Insbesondere Besitzer des iPhone 6s haben die Qual der Wahl: Videos in HD, Full HD und sogar 4K können aufgezeichnet werden. Je nach Wunsch kann die gewünschte Qualitätsstufe ausgewählt werden. Wer aber glaubt, die Qualität ließe sich direkt in der Kamera-App regulieren, der irrt. Stattdessen muss der Umweg über die Einstellungen genommen werden – in den Kameraoptionen verbirgt sich schließlich die Einstellung für die gewünschte Auflösung. Intuitiv und schnell geht definitiv anders.

8. Live Photos in der Bildergalerie kenntlich machen

Live Photos lassen sich als Hintergrundbild nutzen, auch selbstaufgenommene Bilder.
Live Photos sind eine tolle Sache, in der Galerie sind sie aber nicht sofort erkennbar. (© 2015 Screenshot/TURN ON)

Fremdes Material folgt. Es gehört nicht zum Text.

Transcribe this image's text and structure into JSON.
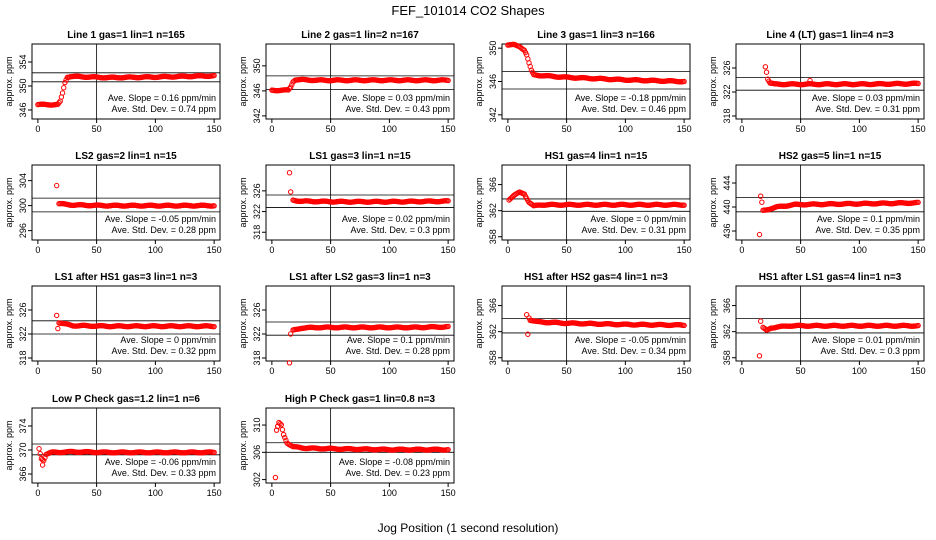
{
  "figure": {
    "title": "FEF_101014  CO2 Shapes",
    "xlabel": "Jog Position (1 second resolution)",
    "colors": {
      "points": "#ff0000",
      "axes": "#000000",
      "background": "#ffffff"
    }
  },
  "chart_data": [
    {
      "type": "scatter",
      "title": "Line 1 gas=1 lin=1 n=165",
      "ylabel": "approx. ppm",
      "xlim": [
        -5,
        155
      ],
      "ylim": [
        344.5,
        357
      ],
      "xticks": [
        0,
        50,
        100,
        150
      ],
      "yticks": [
        346,
        350,
        354
      ],
      "vline": 50,
      "hlines": [
        350.7,
        352.2
      ],
      "slope_text": "Ave. Slope = 0.16 ppm/min",
      "stddev_text": "Ave. Std. Dev. = 0.74 ppm",
      "shape": [
        [
          0,
          346.9
        ],
        [
          17,
          346.9
        ],
        [
          19,
          347.4
        ],
        [
          21,
          348.8
        ],
        [
          23,
          350.6
        ],
        [
          25,
          351.5
        ],
        [
          28,
          351.6
        ],
        [
          60,
          351.4
        ],
        [
          100,
          351.5
        ],
        [
          150,
          351.7
        ]
      ],
      "outliers": []
    },
    {
      "type": "scatter",
      "title": "Line 2 gas=1 lin=2 n=167",
      "ylabel": "approx. ppm",
      "xlim": [
        -5,
        155
      ],
      "ylim": [
        341.5,
        353.5
      ],
      "xticks": [
        0,
        50,
        100,
        150
      ],
      "yticks": [
        342,
        346,
        350
      ],
      "vline": 50,
      "hlines": [
        346.2,
        348.4
      ],
      "slope_text": "Ave. Slope = 0.03 ppm/min",
      "stddev_text": "Ave. Std. Dev. = 0.43 ppm",
      "shape": [
        [
          0,
          346.1
        ],
        [
          14,
          346.1
        ],
        [
          16,
          346.6
        ],
        [
          18,
          347.5
        ],
        [
          20,
          347.8
        ],
        [
          40,
          347.7
        ],
        [
          80,
          347.7
        ],
        [
          120,
          347.7
        ],
        [
          150,
          347.7
        ]
      ],
      "outliers": []
    },
    {
      "type": "scatter",
      "title": "Line 3 gas=1 lin=3 n=166",
      "ylabel": "approx. ppm",
      "xlim": [
        -5,
        155
      ],
      "ylim": [
        341.5,
        350.5
      ],
      "xticks": [
        0,
        50,
        100,
        150
      ],
      "yticks": [
        342,
        346,
        350
      ],
      "vline": 50,
      "hlines": [
        345.1,
        347.2
      ],
      "slope_text": "Ave. Slope = -0.18 ppm/min",
      "stddev_text": "Ave. Std. Dev. = 0.46 ppm",
      "shape": [
        [
          0,
          350.4
        ],
        [
          5,
          350.4
        ],
        [
          10,
          350.2
        ],
        [
          14,
          349.8
        ],
        [
          16,
          349.2
        ],
        [
          18,
          348.2
        ],
        [
          20,
          347.3
        ],
        [
          22,
          346.8
        ],
        [
          30,
          346.7
        ],
        [
          50,
          346.5
        ],
        [
          100,
          346.2
        ],
        [
          150,
          346.0
        ]
      ],
      "outliers": []
    },
    {
      "type": "scatter",
      "title": "Line 4 (LT) gas=1 lin=4 n=3",
      "ylabel": "approx. ppm",
      "xlim": [
        -5,
        155
      ],
      "ylim": [
        317.5,
        330
      ],
      "xticks": [
        0,
        50,
        100,
        150
      ],
      "yticks": [
        318,
        322,
        326
      ],
      "vline": 50,
      "hlines": [
        322.3,
        324.4
      ],
      "slope_text": "Ave. Slope = 0.03 ppm/min",
      "stddev_text": "Ave. Std. Dev. = 0.31 ppm",
      "shape": [
        [
          22,
          324.2
        ],
        [
          24,
          323.5
        ],
        [
          28,
          323.3
        ],
        [
          60,
          323.3
        ],
        [
          100,
          323.3
        ],
        [
          150,
          323.4
        ]
      ],
      "outliers": [
        [
          20,
          326.2
        ],
        [
          21,
          325.3
        ],
        [
          58,
          323.9
        ]
      ]
    },
    {
      "type": "scatter",
      "title": "LS2 gas=2 lin=1 n=15",
      "ylabel": "approx. ppm",
      "xlim": [
        -5,
        155
      ],
      "ylim": [
        294.5,
        306.5
      ],
      "xticks": [
        0,
        50,
        100,
        150
      ],
      "yticks": [
        296,
        300,
        304
      ],
      "vline": 50,
      "hlines": [
        299.0,
        301.2
      ],
      "slope_text": "Ave. Slope = -0.05 ppm/min",
      "stddev_text": "Ave. Std. Dev. = 0.28 ppm",
      "shape": [
        [
          18,
          300.3
        ],
        [
          30,
          300.1
        ],
        [
          60,
          300.0
        ],
        [
          100,
          300.0
        ],
        [
          150,
          300.0
        ]
      ],
      "outliers": [
        [
          16,
          303.2
        ]
      ]
    },
    {
      "type": "scatter",
      "title": "LS1 gas=3 lin=1 n=15",
      "ylabel": "approx. ppm",
      "xlim": [
        -5,
        155
      ],
      "ylim": [
        316.5,
        331
      ],
      "xticks": [
        0,
        50,
        100,
        150
      ],
      "yticks": [
        318,
        322,
        326
      ],
      "vline": 50,
      "hlines": [
        322.8,
        325.2
      ],
      "slope_text": "Ave. Slope = 0.02 ppm/min",
      "stddev_text": "Ave. Std. Dev. = 0.3 ppm",
      "shape": [
        [
          18,
          324.2
        ],
        [
          25,
          324.0
        ],
        [
          60,
          323.9
        ],
        [
          100,
          323.9
        ],
        [
          150,
          324.0
        ]
      ],
      "outliers": [
        [
          15,
          329.5
        ],
        [
          16,
          325.8
        ]
      ]
    },
    {
      "type": "scatter",
      "title": "HS1 gas=4 lin=1 n=15",
      "ylabel": "approx. ppm",
      "xlim": [
        -5,
        155
      ],
      "ylim": [
        357.5,
        369
      ],
      "xticks": [
        0,
        50,
        100,
        150
      ],
      "yticks": [
        358,
        362,
        366
      ],
      "vline": 50,
      "hlines": [
        361.9,
        363.8
      ],
      "slope_text": "Ave. Slope = 0 ppm/min",
      "stddev_text": "Ave. Std. Dev. = 0.31 ppm",
      "shape": [
        [
          1,
          363.7
        ],
        [
          5,
          364.3
        ],
        [
          10,
          364.8
        ],
        [
          14,
          364.6
        ],
        [
          18,
          363.3
        ],
        [
          22,
          362.7
        ],
        [
          28,
          362.9
        ],
        [
          60,
          362.9
        ],
        [
          100,
          362.9
        ],
        [
          150,
          362.9
        ]
      ],
      "outliers": []
    },
    {
      "type": "scatter",
      "title": "HS2 gas=5 lin=1 n=15",
      "ylabel": "approx. ppm",
      "xlim": [
        -5,
        155
      ],
      "ylim": [
        434.5,
        447
      ],
      "xticks": [
        0,
        50,
        100,
        150
      ],
      "yticks": [
        436,
        440,
        444
      ],
      "vline": 50,
      "hlines": [
        439.2,
        441.6
      ],
      "slope_text": "Ave. Slope = 0.1 ppm/min",
      "stddev_text": "Ave. Std. Dev. = 0.35 ppm",
      "shape": [
        [
          18,
          439.4
        ],
        [
          22,
          439.6
        ],
        [
          30,
          440.0
        ],
        [
          45,
          440.4
        ],
        [
          80,
          440.5
        ],
        [
          120,
          440.6
        ],
        [
          150,
          440.7
        ]
      ],
      "outliers": [
        [
          15,
          435.4
        ],
        [
          16,
          441.8
        ],
        [
          17,
          440.8
        ]
      ]
    },
    {
      "type": "scatter",
      "title": "LS1 after HS1 gas=3 lin=1 n=3",
      "ylabel": "approx. ppm",
      "xlim": [
        -5,
        155
      ],
      "ylim": [
        317.5,
        330
      ],
      "xticks": [
        0,
        50,
        100,
        150
      ],
      "yticks": [
        318,
        322,
        326
      ],
      "vline": 50,
      "hlines": [
        322.0,
        324.2
      ],
      "slope_text": "Ave. Slope = 0 ppm/min",
      "stddev_text": "Ave. Std. Dev. = 0.32 ppm",
      "shape": [
        [
          18,
          323.9
        ],
        [
          22,
          323.7
        ],
        [
          30,
          323.4
        ],
        [
          60,
          323.3
        ],
        [
          100,
          323.3
        ],
        [
          150,
          323.3
        ]
      ],
      "outliers": [
        [
          16,
          325.1
        ],
        [
          17,
          322.9
        ]
      ]
    },
    {
      "type": "scatter",
      "title": "LS1 after LS2 gas=3 lin=1 n=3",
      "ylabel": "approx. ppm",
      "xlim": [
        -5,
        155
      ],
      "ylim": [
        317.5,
        330
      ],
      "xticks": [
        0,
        50,
        100,
        150
      ],
      "yticks": [
        318,
        322,
        326
      ],
      "vline": 50,
      "hlines": [
        321.8,
        324.0
      ],
      "slope_text": "Ave. Slope = 0.1 ppm/min",
      "stddev_text": "Ave. Std. Dev. = 0.28 ppm",
      "shape": [
        [
          18,
          322.6
        ],
        [
          25,
          323.0
        ],
        [
          40,
          323.1
        ],
        [
          80,
          323.1
        ],
        [
          120,
          323.1
        ],
        [
          150,
          323.2
        ]
      ],
      "outliers": [
        [
          15,
          317.2
        ],
        [
          16,
          322.0
        ]
      ]
    },
    {
      "type": "scatter",
      "title": "HS1 after HS2 gas=4 lin=1 n=3",
      "ylabel": "approx. ppm",
      "xlim": [
        -5,
        155
      ],
      "ylim": [
        357.5,
        369
      ],
      "xticks": [
        0,
        50,
        100,
        150
      ],
      "yticks": [
        358,
        362,
        366
      ],
      "vline": 50,
      "hlines": [
        361.8,
        364.0
      ],
      "slope_text": "Ave. Slope = -0.05 ppm/min",
      "stddev_text": "Ave. Std. Dev. = 0.34 ppm",
      "shape": [
        [
          19,
          363.8
        ],
        [
          25,
          363.5
        ],
        [
          50,
          363.3
        ],
        [
          100,
          363.1
        ],
        [
          150,
          363.0
        ]
      ],
      "outliers": [
        [
          16,
          364.6
        ],
        [
          17,
          361.6
        ],
        [
          18,
          364.1
        ]
      ]
    },
    {
      "type": "scatter",
      "title": "HS1 after LS1 gas=4 lin=1 n=3",
      "ylabel": "approx. ppm",
      "xlim": [
        -5,
        155
      ],
      "ylim": [
        357.5,
        369
      ],
      "xticks": [
        0,
        50,
        100,
        150
      ],
      "yticks": [
        358,
        362,
        366
      ],
      "vline": 50,
      "hlines": [
        361.8,
        364.0
      ],
      "slope_text": "Ave. Slope = 0.01 ppm/min",
      "stddev_text": "Ave. Std. Dev. = 0.3 ppm",
      "shape": [
        [
          18,
          362.6
        ],
        [
          21,
          362.2
        ],
        [
          25,
          362.6
        ],
        [
          40,
          362.9
        ],
        [
          80,
          362.9
        ],
        [
          120,
          362.9
        ],
        [
          150,
          362.9
        ]
      ],
      "outliers": [
        [
          15,
          358.3
        ],
        [
          16,
          363.6
        ]
      ]
    },
    {
      "type": "scatter",
      "title": "Low P Check gas=1.2 lin=1 n=6",
      "ylabel": "approx. ppm",
      "xlim": [
        -5,
        155
      ],
      "ylim": [
        364.5,
        377
      ],
      "xticks": [
        0,
        50,
        100,
        150
      ],
      "yticks": [
        366,
        370,
        374
      ],
      "vline": 50,
      "hlines": [
        369.2,
        371.0
      ],
      "slope_text": "Ave. Slope = -0.06 ppm/min",
      "stddev_text": "Ave. Std. Dev. = 0.33 ppm",
      "shape": [
        [
          1,
          370.2
        ],
        [
          2,
          369.4
        ],
        [
          3,
          368.6
        ],
        [
          5,
          368.3
        ],
        [
          7,
          369.3
        ],
        [
          12,
          369.6
        ],
        [
          30,
          369.7
        ],
        [
          60,
          369.6
        ],
        [
          100,
          369.6
        ],
        [
          150,
          369.6
        ]
      ],
      "outliers": [
        [
          4,
          367.5
        ]
      ]
    },
    {
      "type": "scatter",
      "title": "High P Check gas=1 lin=0.8 n=3",
      "ylabel": "approx. ppm",
      "xlim": [
        -5,
        155
      ],
      "ylim": [
        301.5,
        312.5
      ],
      "xticks": [
        0,
        50,
        100,
        150
      ],
      "yticks": [
        302,
        306,
        310
      ],
      "vline": 50,
      "hlines": [
        306.0,
        307.4
      ],
      "slope_text": "Ave. Slope = -0.08 ppm/min",
      "stddev_text": "Ave. Std. Dev. = 0.23 ppm",
      "shape": [
        [
          4,
          309.2
        ],
        [
          6,
          310.3
        ],
        [
          8,
          310.0
        ],
        [
          10,
          308.6
        ],
        [
          13,
          307.4
        ],
        [
          18,
          306.8
        ],
        [
          30,
          306.6
        ],
        [
          60,
          306.5
        ],
        [
          100,
          306.4
        ],
        [
          150,
          306.4
        ]
      ],
      "outliers": [
        [
          3,
          302.3
        ],
        [
          5,
          309.8
        ]
      ]
    }
  ]
}
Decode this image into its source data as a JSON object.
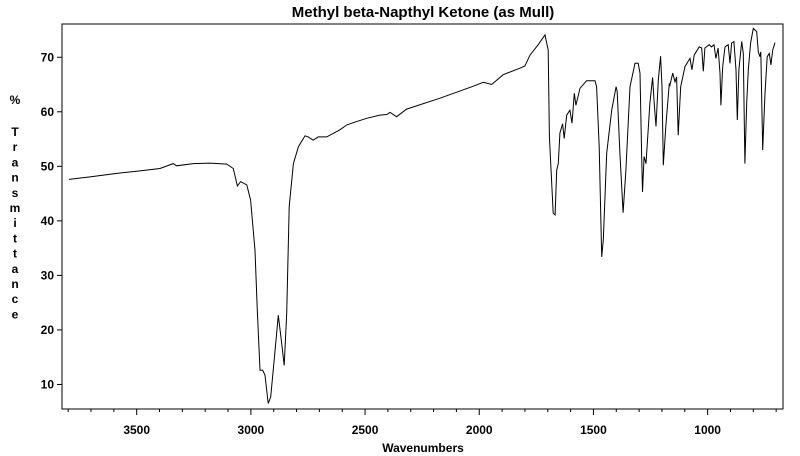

Live Photos auf dem iPhone 6s und dem iPhone 6s Plus sind ein tolles Feature. Auf Knopfdruck werden zuvor aufgenommene Live Photos lebendig. Doch willst Du die kurzen Sequenzen im Nachhinein in Deiner Foto-Galerie auf dem Smartphone ausfindig machen, kommt mitunter Ernüchterung auf. Denn Live Photos lassen sich auf den ersten Blick in der Vorschau gar nicht identifizieren. Nur beim Durchblättern durch die Bildergalerie erkennst Du an einer äußerst kurzen Bewegung, dass diese Aufnahme als Live Photo vorliegt. Das sollte am besten noch unter iOS 9 geändert werden.

9. Die iOS-Tastatur um Shortcuts ergänzen

In das Textfeld wird das Symbol hineinkopiert und ein Shortcut angelegt.
Die iOS-Tastatur ist gut, aber noch nicht perfekt. (© 2015 TURN ON)

Die iOS-Tastatur von Apple ist gut, aber nicht in allen Punkten wirklich userfreundlich. Zwar stehen mittlerweile Keyboards von Drittanbietern zur Verfügung, die breite Masse dürfte aber dennoch nach wie vor das Original einsetzen. Und das ist seit vielen Jahren, mit Ausnahme kleinerer Verbesserungen, nahezu unverändert. Die Eingabe von Ziffern gestaltet sich noch immer recht langsam, ein Nummernfeld könnte für Abhilfe sorgen. Shortcuts zu Sonderzeichen sind ebenfalls Fehlanzeige. Die Suche nach Zeichen wie dem Sternchen oder der Raute könnte mit passenden Schnellzugriffen sicher schneller vonstattengehen.